New Jugraj reminds one of original

“If you take the shortcut, Pakistan is just 1km from our house. So from a very young age, we have stayed away from shortcuts.”

Sarabjit Singh is describing the place India’s ‘fastest drag-flicker’, Jugraj Singh, calls home. But the statement also captures his younger brother’s long road to the national team.

Attari is largely known for two things: as the last Indian station on the rail route connecting Delhi and Lahore; and the flag-lowering ceremony at the Wagah-Attari crossing. In quick succession, though, the tiny village in Amritsar has produced two national team players. The first was forward Shamsher Singh, who won an Olympic bronze in Tokyo. On Tuesday, Jugraj – a versatile player who can play the roles of centre-half, full-back and drag-flicker – is set to make his debut when India face France in their opening FIH Pro League match of the season.

Son of a coolie who worked at the border, Jugraj grew up in surroundings where his family lived in a constant state of fear. “It’s the uncertainty, more than anything else,” his mother Paramjit Kaur says. “On most days, nothing would happen. One could never say, however, when chaos would replace calm.”

During skirmishes at the border, the family would be forced to vacate their home and seek refuge elsewhere. There were times when shells would fly over; and occasionally, a boundary wall would get demolished by a mortar hurled from across the border, as happened a few years ago.

The situation has been ‘okay’ in the last few years. It’s the 25-year-old Jugraj who has now forged a reputation for launching cannonball-like drag-flicks. It’s the reason he got a call-up for the national team, in fact.

Tinge of nostalgia

“He is India’s fastest drag-flicker at the moment,” proclaims Ajay Kumar, the coach of Indian Navy, for whom Jugraj plays on the domestic circuit. “His speed was checked at the last national camp. I am not aware of the exact speed, but I was told his flicks were the fastest.”

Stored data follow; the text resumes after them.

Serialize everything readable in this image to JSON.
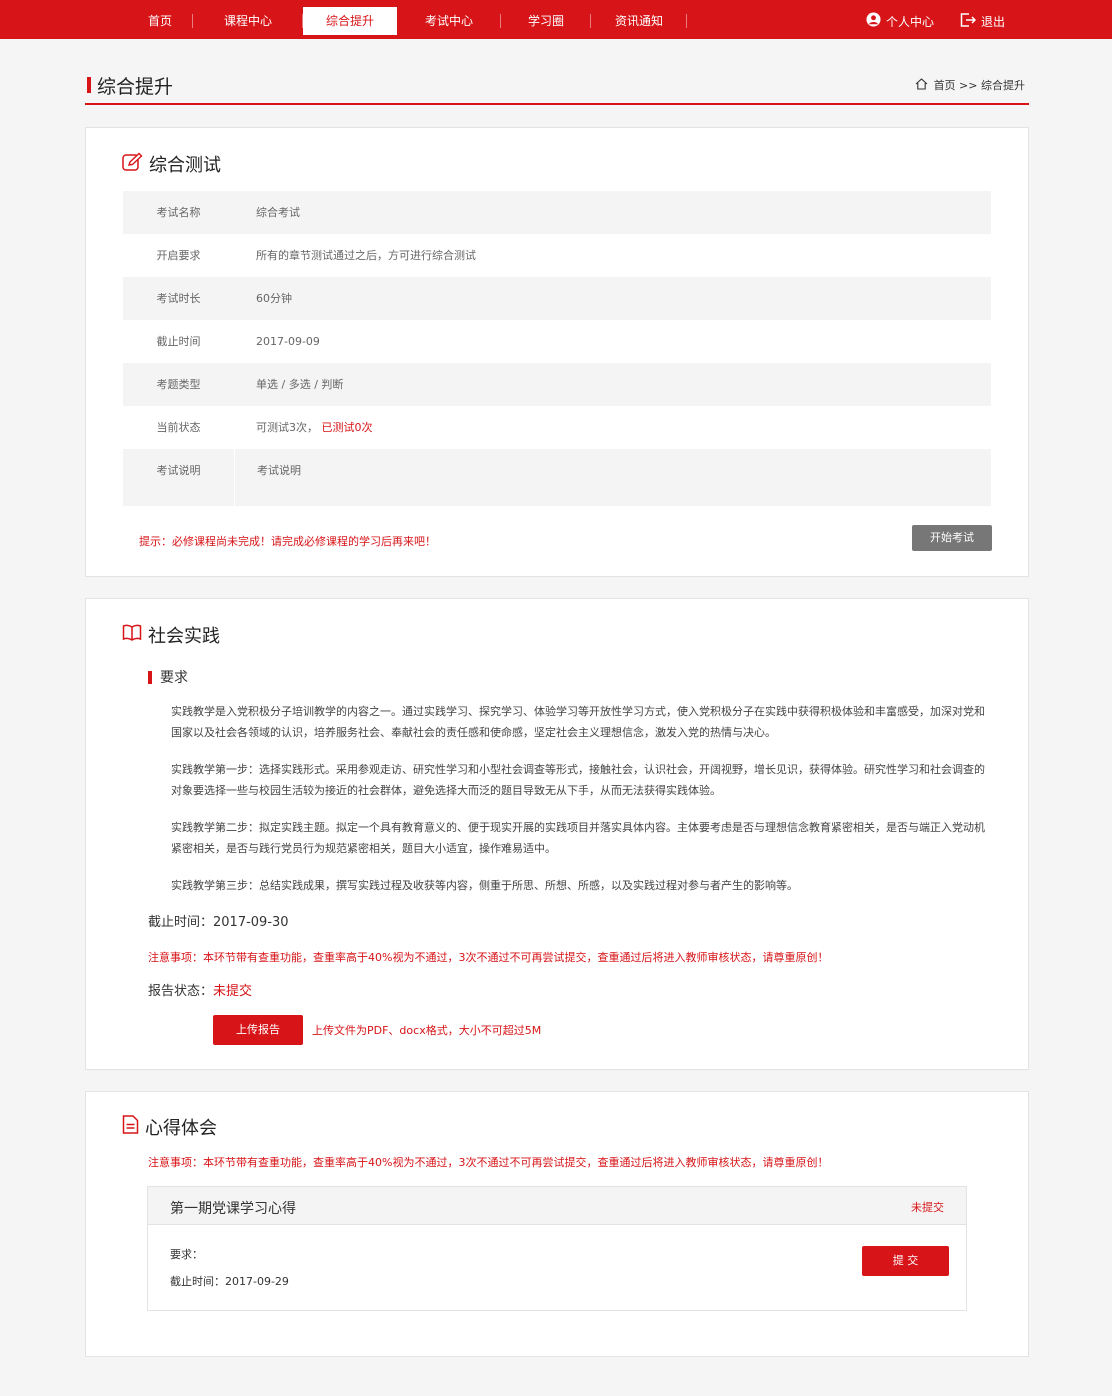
{
  "nav": {
    "items": [
      {
        "label": "首页"
      },
      {
        "label": "课程中心"
      },
      {
        "label": "综合提升"
      },
      {
        "label": "考试中心"
      },
      {
        "label": "学习圈"
      },
      {
        "label": "资讯通知"
      }
    ],
    "active_index": 2,
    "user_center": "个人中心",
    "logout": "退出"
  },
  "page": {
    "title": "综合提升",
    "breadcrumb": "首页 >> 综合提升"
  },
  "exam": {
    "title": "综合测试",
    "rows": [
      {
        "key": "考试名称",
        "value": "综合考试"
      },
      {
        "key": "开启要求",
        "value": "所有的章节测试通过之后，方可进行综合测试"
      },
      {
        "key": "考试时长",
        "value": "60分钟"
      },
      {
        "key": "截止时间",
        "value": "2017-09-09"
      },
      {
        "key": "考题类型",
        "value": "单选 / 多选 / 判断"
      },
      {
        "key": "当前状态",
        "value": "可测试3次，",
        "value_red": "已测试0次"
      },
      {
        "key": "考试说明",
        "value": "考试说明"
      }
    ],
    "tip": "提示：必修课程尚未完成！请完成必修课程的学习后再来吧！",
    "start_button": "开始考试"
  },
  "practice": {
    "title": "社会实践",
    "req_label": "要求",
    "paragraphs": [
      "实践教学是入党积极分子培训教学的内容之一。通过实践学习、探究学习、体验学习等开放性学习方式，使入党积极分子在实践中获得积极体验和丰富感受，加深对党和国家以及社会各领域的认识，培养服务社会、奉献社会的责任感和使命感，坚定社会主义理想信念，激发入党的热情与决心。",
      "实践教学第一步：选择实践形式。采用参观走访、研究性学习和小型社会调查等形式，接触社会，认识社会，开阔视野，增长见识，获得体验。研究性学习和社会调查的对象要选择一些与校园生活较为接近的社会群体，避免选择大而泛的题目导致无从下手，从而无法获得实践体验。",
      "实践教学第二步：拟定实践主题。拟定一个具有教育意义的、便于现实开展的实践项目并落实具体内容。主体要考虑是否与理想信念教育紧密相关，是否与端正入党动机紧密相关，是否与践行党员行为规范紧密相关，题目大小适宜，操作难易适中。",
      "实践教学第三步：总结实践成果，撰写实践过程及收获等内容，侧重于所思、所想、所感，以及实践过程对参与者产生的影响等。"
    ],
    "deadline": "截止时间：2017-09-30",
    "notice": "注意事项：本环节带有查重功能，查重率高于40%视为不通过，3次不通过不可再尝试提交，查重通过后将进入教师审核状态，请尊重原创！",
    "status_label": "报告状态：",
    "status_value": "未提交",
    "upload_button": "上传报告",
    "upload_hint": "上传文件为PDF、docx格式，大小不可超过5M"
  },
  "insight": {
    "title": "心得体会",
    "notice": "注意事项：本环节带有查重功能，查重率高于40%视为不通过，3次不通过不可再尝试提交，查重通过后将进入教师审核状态，请尊重原创！",
    "item_title": "第一期党课学习心得",
    "item_status": "未提交",
    "requirement": "要求：",
    "deadline": "截止时间：2017-09-29",
    "submit_button": "提 交"
  },
  "colors": {
    "brand": "#d71418",
    "button_gray": "#777777",
    "row_shade": "#f4f4f4"
  }
}
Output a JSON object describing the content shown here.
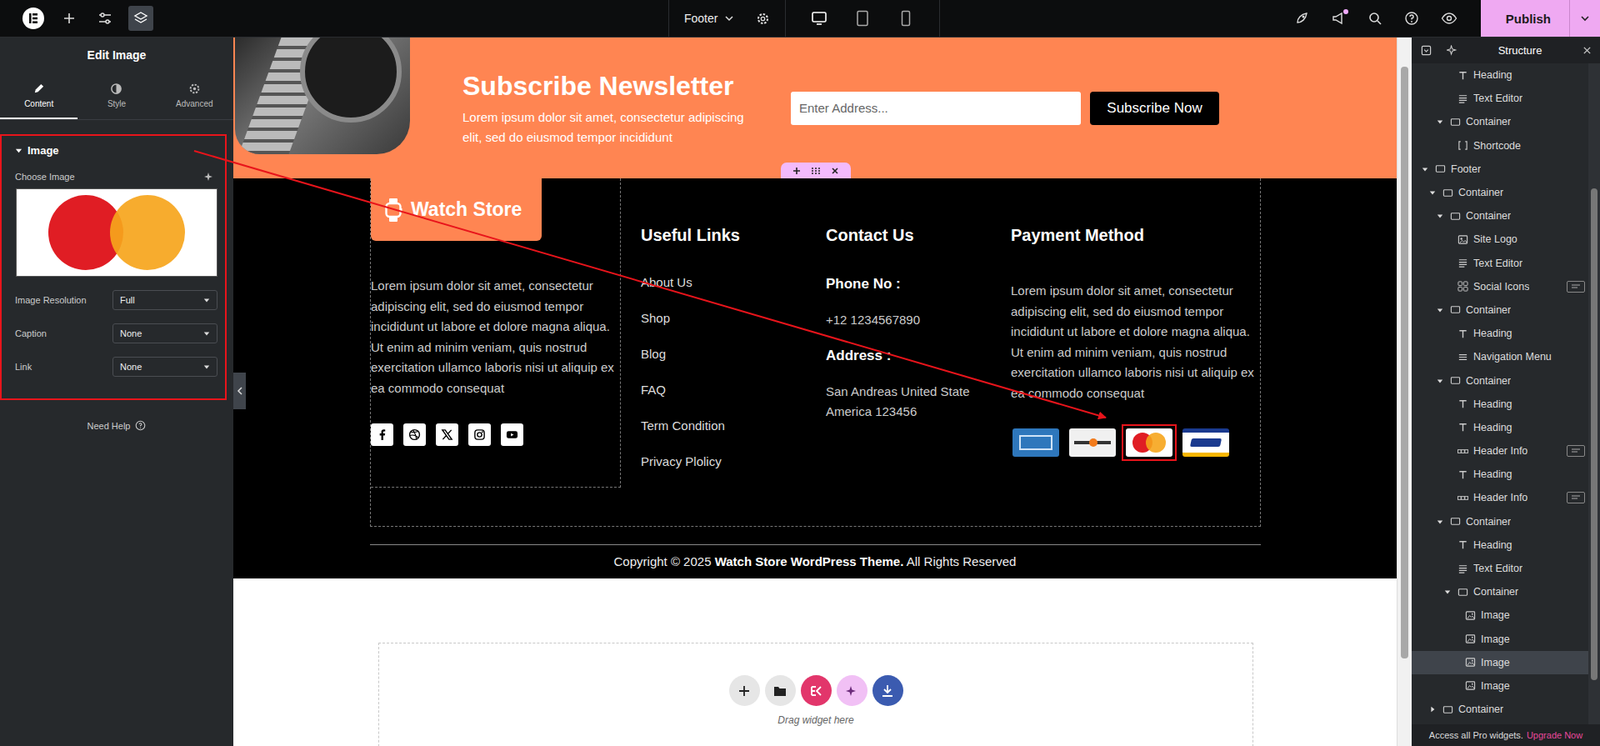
{
  "topbar": {
    "page_title": "Footer",
    "publish": "Publish",
    "notification": true,
    "tools": [
      {
        "kind": "elementor",
        "selected": false
      },
      {
        "kind": "add",
        "selected": false
      },
      {
        "kind": "settings",
        "selected": false
      },
      {
        "kind": "structure",
        "selected": true
      }
    ],
    "devices": [
      {
        "kind": "desktop",
        "selected": true
      },
      {
        "kind": "tablet",
        "selected": false
      },
      {
        "kind": "mobile",
        "selected": false
      }
    ]
  },
  "panel": {
    "title": "Edit Image",
    "tabs": [
      {
        "label": "Content",
        "kind": "pencil",
        "selected": true
      },
      {
        "label": "Style",
        "kind": "contrast",
        "selected": false
      },
      {
        "label": "Advanced",
        "kind": "gear",
        "selected": false
      }
    ],
    "section": {
      "title": "Image",
      "expanded": true,
      "selected": true,
      "choose_label": "Choose Image",
      "fields": [
        {
          "label": "Image Resolution",
          "value": "Full"
        },
        {
          "label": "Caption",
          "value": "None"
        },
        {
          "label": "Link",
          "value": "None"
        }
      ]
    },
    "help": "Need Help"
  },
  "newsletter": {
    "title": "Subscribe Newsletter",
    "text": "Lorem ipsum dolor sit amet, consectetur adipiscing elit, sed do eiusmod tempor incididunt",
    "placeholder": "Enter Address...",
    "button": "Subscribe Now"
  },
  "footer": {
    "brand": "Watch Store",
    "about": "Lorem ipsum dolor sit amet, consectetur adipiscing elit, sed do eiusmod tempor incididunt ut labore et dolore magna aliqua. Ut enim ad minim veniam, quis nostrud exercitation ullamco laboris nisi ut aliquip ex ea commodo consequat",
    "socials": [
      {
        "kind": "facebook"
      },
      {
        "kind": "dribbble"
      },
      {
        "kind": "x"
      },
      {
        "kind": "instagram"
      },
      {
        "kind": "youtube"
      }
    ],
    "links_title": "Useful Links",
    "links": [
      "About Us",
      "Shop",
      "Blog",
      "FAQ",
      "Term Condition",
      "Privacy Plolicy"
    ],
    "contact_title": "Contact Us",
    "contacts": [
      {
        "label": "Phone No :",
        "value": "+12 1234567890"
      },
      {
        "label": "Address :",
        "value": "San Andreas United State America 123456"
      }
    ],
    "payment_title": "Payment Method",
    "payment_text": "Lorem ipsum dolor sit amet, consectetur adipiscing elit, sed do eiusmod tempor incididunt ut labore et dolore magna aliqua. Ut enim ad minim veniam, quis nostrud exercitation ullamco laboris nisi ut aliquip ex ea commodo consequat",
    "cards": [
      {
        "kind": "amex",
        "selected": false
      },
      {
        "kind": "discover",
        "selected": false
      },
      {
        "kind": "mastercard",
        "selected": true
      },
      {
        "kind": "visa",
        "selected": false
      }
    ],
    "copyright": {
      "prefix": "Copyright © 2025 ",
      "brand": "Watch Store WordPress Theme.",
      "suffix": " All Rights Reserved"
    }
  },
  "dropzone": {
    "hint": "Drag widget here",
    "buttons": [
      {
        "kind": "add",
        "color": "#e6e6e6"
      },
      {
        "kind": "folder",
        "color": "#e6e6e6"
      },
      {
        "kind": "elementskit",
        "color": "#e2366b"
      },
      {
        "kind": "ai",
        "color": "#f1c0f5"
      },
      {
        "kind": "download",
        "color": "#3b5bb0"
      }
    ]
  },
  "structure": {
    "title": "Structure",
    "items": [
      {
        "label": "Heading",
        "depth": 3,
        "kind": "heading",
        "expanded": false,
        "selected": false,
        "pro": false
      },
      {
        "label": "Text Editor",
        "depth": 3,
        "kind": "text",
        "expanded": false,
        "selected": false,
        "pro": false
      },
      {
        "label": "Container",
        "depth": 2,
        "kind": "container",
        "expanded": true,
        "selected": false,
        "pro": false
      },
      {
        "label": "Shortcode",
        "depth": 3,
        "kind": "shortcode",
        "expanded": false,
        "selected": false,
        "pro": false
      },
      {
        "label": "Footer",
        "depth": 0,
        "kind": "container",
        "expanded": true,
        "selected": false,
        "pro": false
      },
      {
        "label": "Container",
        "depth": 1,
        "kind": "container",
        "expanded": true,
        "selected": false,
        "pro": false
      },
      {
        "label": "Container",
        "depth": 2,
        "kind": "container",
        "expanded": true,
        "selected": false,
        "pro": false
      },
      {
        "label": "Site Logo",
        "depth": 3,
        "kind": "logo",
        "expanded": false,
        "selected": false,
        "pro": false
      },
      {
        "label": "Text Editor",
        "depth": 3,
        "kind": "text",
        "expanded": false,
        "selected": false,
        "pro": false
      },
      {
        "label": "Social Icons",
        "depth": 3,
        "kind": "social",
        "expanded": false,
        "selected": false,
        "pro": true
      },
      {
        "label": "Container",
        "depth": 2,
        "kind": "container",
        "expanded": true,
        "selected": false,
        "pro": false
      },
      {
        "label": "Heading",
        "depth": 3,
        "kind": "heading",
        "expanded": false,
        "selected": false,
        "pro": false
      },
      {
        "label": "Navigation Menu",
        "depth": 3,
        "kind": "menu",
        "expanded": false,
        "selected": false,
        "pro": false
      },
      {
        "label": "Container",
        "depth": 2,
        "kind": "container",
        "expanded": true,
        "selected": false,
        "pro": false
      },
      {
        "label": "Heading",
        "depth": 3,
        "kind": "heading",
        "expanded": false,
        "selected": false,
        "pro": false
      },
      {
        "label": "Heading",
        "depth": 3,
        "kind": "heading",
        "expanded": false,
        "selected": false,
        "pro": false
      },
      {
        "label": "Header Info",
        "depth": 3,
        "kind": "info",
        "expanded": false,
        "selected": false,
        "pro": true
      },
      {
        "label": "Heading",
        "depth": 3,
        "kind": "heading",
        "expanded": false,
        "selected": false,
        "pro": false
      },
      {
        "label": "Header Info",
        "depth": 3,
        "kind": "info",
        "expanded": false,
        "selected": false,
        "pro": true
      },
      {
        "label": "Container",
        "depth": 2,
        "kind": "container",
        "expanded": true,
        "selected": false,
        "pro": false
      },
      {
        "label": "Heading",
        "depth": 3,
        "kind": "heading",
        "expanded": false,
        "selected": false,
        "pro": false
      },
      {
        "label": "Text Editor",
        "depth": 3,
        "kind": "text",
        "expanded": false,
        "selected": false,
        "pro": false
      },
      {
        "label": "Container",
        "depth": 3,
        "kind": "container",
        "expanded": true,
        "selected": false,
        "pro": false
      },
      {
        "label": "Image",
        "depth": 4,
        "kind": "image",
        "expanded": false,
        "selected": false,
        "pro": false
      },
      {
        "label": "Image",
        "depth": 4,
        "kind": "image",
        "expanded": false,
        "selected": false,
        "pro": false
      },
      {
        "label": "Image",
        "depth": 4,
        "kind": "image",
        "expanded": false,
        "selected": true,
        "pro": false
      },
      {
        "label": "Image",
        "depth": 4,
        "kind": "image",
        "expanded": false,
        "selected": false,
        "pro": false
      },
      {
        "label": "Container",
        "depth": 1,
        "kind": "container",
        "expanded": false,
        "selected": false,
        "pro": false
      }
    ],
    "promo": "Access all Pro widgets.",
    "upgrade": "Upgrade Now"
  },
  "annotation": {
    "arrow": true,
    "color": "#e8141b"
  }
}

There’ll surely be a tinge of nostalgia when Jugraj takes the field, especially if he lines up for a penalty corner. In 2001, the ‘original’ Jugraj Singh of Indian hockey made his international debut while still in his teens. A crack drag-flicker, who stood out not just because of the chequered bandana he wore but also because of his stick-skills, speed and bravado, Jugraj’s career was cut short in 2003 after a life-threatening road accident.

Nineteen years later, a player with the same name and key attribute is set to make his maiden India appearance. And like Jugraj senior, his namesake, too, took his first serious steps on the hockey field at an academy in Jalandhar.

“Attari is a small place and we are a family with very limited resources. So, to become successful, there’s no choice but to move out,” Sarabjit says. More so, because Jugraj did not grow up in hockey-crazy surroundings.

Jugraj, Sarabjit says, was around four years old when he first picked up a hockey stick at a ground near their house, where a few village boys played. He got spotted by coaches at a local college, where he honed his skills before moving on to a bigger academy in Tarn Taran, roughly an hour away from Attari. In 2011, Punjab National Bank selected the then-teenager for a stipend of Rs 3,500 a month and four years later, Jugraj joined Indian Navy for a salary that was 10 times higher.

“I saw him play for PNB in the domestic leagues and he looked like a promising upcoming player,” says Kumar, the Navy coach. “Since PNB had international players in their team, they weren’t offering him a job. So, we approached Jugraj and he accepted our offer.”

From nationals to Pro League, a tournament where the world’s best teams go head-to-head, will be a big step up for Jugraj in terms of intensity and quality. (Express Photo)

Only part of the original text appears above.